Curiosamente, a escuridão é, afinal, a falta de luz! Desde sempre o homem procurou guardar um pouco do sol para a noite. O fogo, a vela, a electricidade, são sinais deste desejo de luz. Que também os nossos gestos podem ser luz ou trevas nem sempre estamos convencidos disso. Ainda que Jesus o tenha dito nas suas primeiras palavras. Tantas vezes é quando nos faltam aqueles que foram semeando luz à nossa volta, que voltamos a perceber o frio da noite. Uma mãe, um amigo, um professor ou até um vizinho que tornava as manhãs radiantes de alegria com a sua boa disposição! Quem nos ajuda a não esconder a luz que Deus acendeu em nós?
É tão bom encontrar estes “portadores de luz” que nos anunciam que “a noite será como o meio-dia”. “Se não puderes ser o sol, sê uma estrela / Não é pelo tamanho que terás êxito ou fracasso”, diz Douglas Malloch num belo poema. Quem mede a importância de uma luz senão aquele que dela necessita? É urgente a luz para quem faz e quem sofre nas guerras, para quem “manda” no mundo, para quem desanima e perde a esperança, para quem se gasta a levar vida e luz a todo o lado.
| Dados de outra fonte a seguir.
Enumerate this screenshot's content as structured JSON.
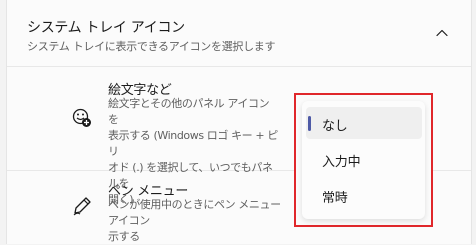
{
  "section": {
    "title": "システム トレイ アイコン",
    "subtitle": "システム トレイに表示できるアイコンを選択します",
    "icon": "chevron-up-icon"
  },
  "rows": [
    {
      "title": "絵文字など",
      "description_lines": [
        "絵文字とその他のパネル アイコンを",
        "表示する (Windows ロゴ キー + ピリ",
        "オド (.) を選択して、いつでもパネルを",
        "開く)"
      ],
      "icon": "emoji-add-icon"
    },
    {
      "title": "ペン メニュー",
      "description_lines": [
        "ペンが使用中のときにペン メニュー アイコン",
        "示する"
      ],
      "icon": "pen-icon"
    }
  ],
  "dropdown": {
    "options": [
      "なし",
      "入力中",
      "常時"
    ],
    "selected": "なし",
    "accent_color": "#4e5aa6",
    "highlight_color": "#e0272b"
  }
}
Essa luz que é Cristo em cada pessoa, porque Deus a ama. “Mehr Licht”, “Mais Luz”, foi a última vontade do poeta alemão Goethe!
Pe. Vitor Gonçalves
in Voz da Verdade
A Palavra de Deus deste 5º Domingo do Tempo Comum convida-nos a reflectir sobre o compromisso cristão. Aqueles que foram interpelados pelo desafio do "Reino" não podem remeter-se a uma vida cómoda e instalada, nem refugiar-se numa religião ritual e feita de gestos vazios; mas têm de viver de tal forma comprometidos com a transformação do mundo que se tornem uma luz que brilha na noite do mundo e que aponta no sentido desse mundo de plenitude que Deus prometeu aos homens - o mundo do "Reino".
- No Evangelho, Jesus exorta os seus discípulos a não se instalarem na mediocridade, no comodismo, no "deixa andar"; e pede-lhes que sejam o sal que dá sabor ao mundo e que testemunha a perenidade e a eternidade do projecto salvador de Deus; também os exorta a serem uma luz que aponta no sentido das realidades eternas, que vence a escuridão do sofrimento, do egoísmo, do medo e que conduz ao encontro de um "Reino" de liberdade e de esperança.
- A primeira leitura apresenta as condições necessárias para "ser luz": é uma "luz" que ilumina o mundo, não quem cumpre ritos religiosos estéreis e vazios, mas quem se compromete verdadeiramente com a justiça, com a paz, com a partilha, com a fraternidade. A verdadeira religião não se fundamenta numa relação "platónica" com Deus, mas num compromisso concreto que leva o homem a ser um sinal vivo do amor de Deus no meio dos seus irmãos.
- A segunda leitura avisa que ser "luz" não é colocar a sua esperança de salvação em esquemas humanos de sabedoria, mas é identificar-se com Cristo e interiorizar a "loucura da cruz" que é dom da vida. Pode-se esperar uma revelação da salvação no escândalo de um Deus que morre na cruz? Sim. É na fragilidade e na debilidade que Deus Se manifesta: o exemplo de Paulo - um homem frágil e pouco brilhante - demonstra-o.